09 Jan 2018
Diesel vehicles market share could shrink to 15% by 2025
A study conducted by Aston University in Birmingham, has revealed that diesel vehicles could see their share of the UK car market plummet from 50% to 15% by 2025. This conclusion was drawn due to a “perfect storm” of environmental concerns and Government policy.
Last week, figures from the Society of Motor Manufacturers and Traders found that demand for diesel cars slumped by more than 17% last year. The trade body attributes the demand drop to anti-diesel news stories and the potential for tax increases putting new buyers off from buying diesel cars.

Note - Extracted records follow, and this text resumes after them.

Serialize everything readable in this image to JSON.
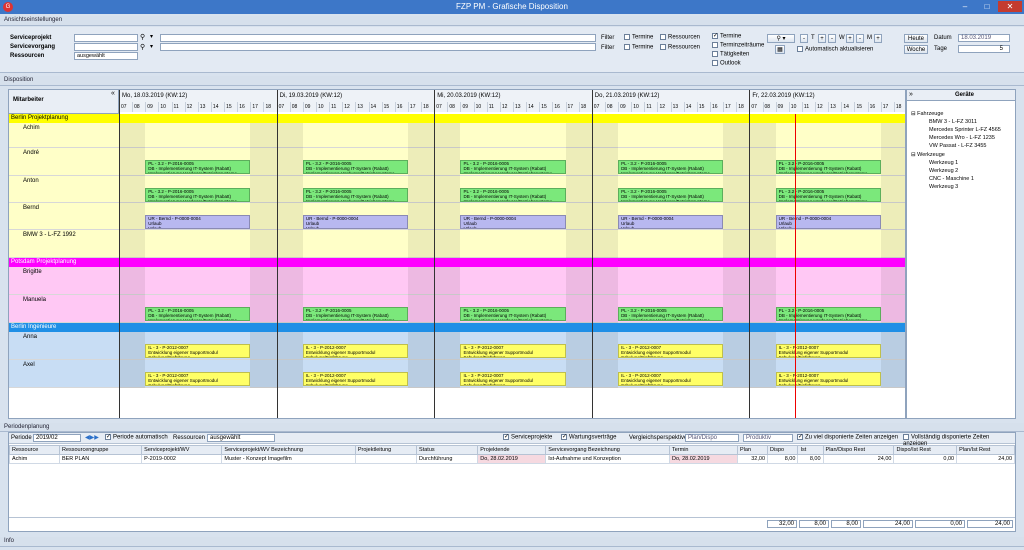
{
  "window": {
    "title": "FZP PM - Grafische Disposition",
    "logo": "G"
  },
  "ansicht": {
    "header": "Ansichtseinstellungen",
    "serviceprojekt_label": "Serviceprojekt",
    "servicevorgang_label": "Servicevorgang",
    "ressourcen_label": "Ressourcen",
    "ressourcen_value": "ausgewählt",
    "filter1": "Filter",
    "filter2": "Filter",
    "termine": "Termine",
    "ressourcen_chk": "Ressourcen",
    "opt_termine": "Termine",
    "opt_terminzeitraeume": "Terminzeiträume",
    "opt_taetigkeiten": "Tätigkeiten",
    "opt_outlook": "Outlook",
    "auto_update": "Automatisch aktualisieren",
    "zoom_t": "T",
    "zoom_w": "W",
    "zoom_m": "M",
    "btn_heute": "Heute",
    "btn_woche": "Woche",
    "datum_label": "Datum",
    "datum_value": "18.03.2019",
    "tage_label": "Tage",
    "tage_value": "5"
  },
  "disposition": {
    "header": "Disposition",
    "mitarbeiter_header": "Mitarbeiter",
    "geraete_header": "Geräte"
  },
  "days": [
    "Mo, 18.03.2019 (KW:12)",
    "Di, 19.03.2019 (KW:12)",
    "Mi, 20.03.2019 (KW:12)",
    "Do, 21.03.2019 (KW:12)",
    "Fr, 22.03.2019 (KW:12)"
  ],
  "hours": [
    "07",
    "08",
    "09",
    "10",
    "11",
    "12",
    "13",
    "14",
    "15",
    "16",
    "17",
    "18"
  ],
  "groups": [
    {
      "name": "Berlin Projektplanung",
      "color": "#ffff00"
    },
    {
      "name": "Potsdam Projektplanung",
      "color": "#ff00ff"
    },
    {
      "name": "Berlin Ingenieure",
      "color": "#1f8fe6"
    }
  ],
  "people": [
    "Achim",
    "André",
    "Anton",
    "Bernd",
    "BMW 3 - L-FZ 1992",
    "Brigitte",
    "Manuela",
    "Anna",
    "Axel"
  ],
  "tasks": {
    "green": [
      "PL - 3.2 - P-2016-0005",
      "DB - Implementierung IT-System (Rabatt)",
      "Implementierung Hardware/Betriebssysteme"
    ],
    "purple": [
      "UR - Bernd - P-0000-0004",
      "Urlaub",
      "Urlaub"
    ],
    "yellow": [
      "IL - 3 - P-2012-0007",
      "Entwicklung eigener Supportmodul",
      "Schulung/Einführung"
    ]
  },
  "geraete": {
    "fahrzeuge": "Fahrzeuge",
    "fahrzeuge_items": [
      "BMW 3 - L-FZ 3011",
      "Mercedes Sprinter L-FZ 4565",
      "Mercedes Wro - L-FZ 1235",
      "VW Passat - L-FZ 3455"
    ],
    "werkzeuge": "Werkzeuge",
    "werkzeuge_items": [
      "Werkzeug 1",
      "Werkzeug 2",
      "CNC - Maschine 1",
      "Werkzeug 3"
    ]
  },
  "periodenplanung": {
    "header": "Periodenplanung",
    "periode_label": "Periode",
    "periode_value": "2019/02",
    "periode_auto": "Periode automatisch",
    "ressourcen_label": "Ressourcen",
    "ressourcen_value": "ausgewählt",
    "chk_serviceprojekte": "Serviceprojekte",
    "chk_wartungsvertraege": "Wartungsverträge",
    "vergleich_label": "Vergleichsperspektive",
    "vergleich_value": "Plan/Dispo",
    "produktiv_value": "Produktiv",
    "chk_zu_viel": "Zu viel disponierte Zeiten anzeigen",
    "chk_vollstaendig": "Vollständig disponierte Zeiten anzeigen",
    "columns": [
      "Ressource",
      "Ressourcengruppe",
      "Serviceprojekt/WV",
      "Serviceprojekt/WV Bezeichnung",
      "Projektleitung",
      "Status",
      "Projektende",
      "Servicevorgang Bezeichnung",
      "Termin",
      "Plan",
      "Dispo",
      "Ist",
      "Plan/Dispo Rest",
      "Dispo/Ist Rest",
      "Plan/Ist Rest"
    ],
    "rows": [
      [
        "Achim",
        "BER PLAN",
        "P-2019-0002",
        "Muster - Konzept Imagefilm",
        "",
        "Durchführung",
        "Do, 28.02.2019",
        "Ist-Aufnahme und Konzeption",
        "Do, 28.02.2019",
        "32,00",
        "8,00",
        "8,00",
        "24,00",
        "0,00",
        "24,00"
      ]
    ],
    "totals": [
      "32,00",
      "8,00",
      "8,00",
      "24,00",
      "0,00",
      "24,00"
    ]
  },
  "info": {
    "header": "Info"
  }
}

David Bailey, Professor of Industry at the Aston University, the conductor of the survey, has predicted that 2018 would likely see another double-digit slump in percentage terms, triggered by environmental pressures and consumer confusion around the Government’s views on diesel.
“Sales of diesels are set to fall by up to 10 per cent in 2018, and they could have as little as 30% of the market by 2020 – shrinking rapidly to 15% by 2025”.
In September 2015, Volkswagen shook the car industry when it admitted that it had installed so-called defeat devices in as many as 11 million diesel cars sold worldwide between 2008 and 2015 in order to pass emissions tests.
Professor Bailey commented on the incident claiming it had “rattled” the reputation of diesel vehicles and that the sector was now dealing with “bad PR over pollution”, “concerns over increasingly strict regulations” as well as “sinking second-hand values”.
Last year, the Government said that it would increase the levy on new diesel cars that do not meet the latest emissions standards, following months of uncertainty over the possibility of the introduction of a scrappage scheme. There has also been confusion by the industry and buyers alike, over the Government’s plans to ban the sale of new petrol and diesel vehicles from 2040 altogether.
Professor Bailey said that it’s now clear that “diesel is dying a slow death”, meaning that now is the right time for the Government to offer up scrappage benefits to those who are willing to “ditch their diesels and switch to electric cars”.